Two new commands round out the protocol. mget is a server-side loop over the existing Get with a single trailing END and absent keys silently skipped — same shape Memcached and Redis both ship.

CAS (compare-and-swap) is the more interesting one. The obvious-looking design has a sharp edge: a per-key version counter (start at 1, bump on each write) lets a deleted-and-recreated key alias the original key’s CAS token, so a client holding a stale token can accidentally CAS a value it has never seen. MiniKV uses a process-global atomic.Uint64 instead — the token uniquely identifies one specific value at one specific moment, and once minted is never reused. Cost: one atomic increment per successful mutation, which on x86 compiles to LOCK XADD. Single-digit-percent overhead against a write that already takes a few hundred nanoseconds.

Observability splits into three surfaces:

• STATS over the wire — STAT <name> <value>\r\n lines in Memcached’s exact shape, so existing Memcached-aware tooling (the Prometheus memcached_exporter) reads it without modification.
• /healthz — a one-handler HTTP probe that returns 200 if the listener accepted the request. That’s it. For liveness checks that just need to know the process responds.
• /doctor — the deeper one. Snapshots stats, runs named checks (memory pressure, shard balance via max/min item ratio), returns 503 with failures named first if anything tripped.
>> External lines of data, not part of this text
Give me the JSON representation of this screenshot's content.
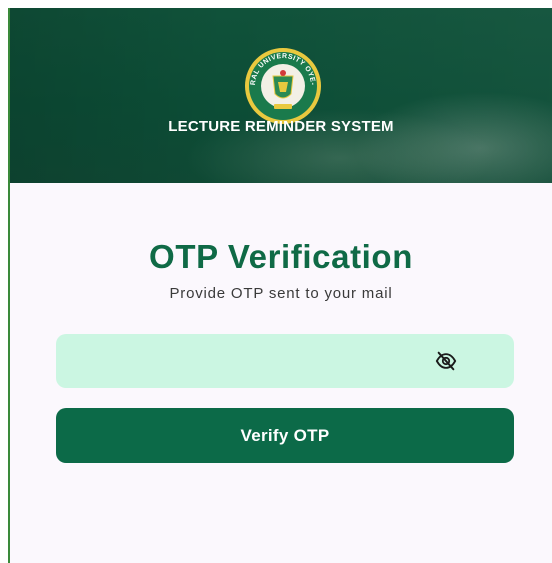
{
  "header": {
    "logo_icon": "university-crest-icon",
    "logo_text": "FEDERAL UNIVERSITY OYE-EKITI",
    "app_title": "LECTURE REMINDER SYSTEM"
  },
  "main": {
    "title": "OTP Verification",
    "subtitle": "Provide OTP sent to your mail",
    "otp_field": {
      "value": "",
      "placeholder": "",
      "visibility_icon": "eye-off-icon"
    },
    "verify_button_label": "Verify OTP"
  },
  "colors": {
    "primary_green": "#0c6a48",
    "title_green": "#0f6a46",
    "field_background": "#cbf6e2",
    "page_background": "#fbf8fd",
    "header_background": "#0c4d36"
  }
}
Lifecycle hygiene gets three defenses:

• idle-timeout enforced via SetReadDeadline before each ReadCommand. Conveniently bounds the TLS handshake too, since that runs inside the first read.
• max-connections as a counted-semaphore cap that rejects rather than queues. SOMAXCONN is already the kernel’s queue; a userland queue on top is the same problem twice.
• Graceful shutdown that fires an immediate SetReadDeadline on every active connection, so in-flight commands finish writing while idle ones exit through the same code path. Anything still alive after the configured shutdown-timeout gets force-closed.

Operational packaging

The Docker image is a two-stage build: the Go binary compiled statically, then copied into gcr.io/distroless/static-debian12:nonroot. No shell, no nc, no debug tooling. Health checks run ping from outside against the published port — if the parser is broken or the session loop is wedged, ping fails in exactly the same place a real command would. An HTTP health endpoint baked into the cache port would just be a separate parser that could stay green while the protocol path quietly rotted.

The benchmark stack is a docker compose file with four services — minikv, redis, memcached, and a bench Go client — talking to each other over container-to-container TCP. Not host-to-container, which would introduce a different network path for each server and quietly corrupt the comparison. There’s no benchmark-specific server mode and no “fast-path” build flag: the binary the bench measures is the same binary the Dockerfile produces.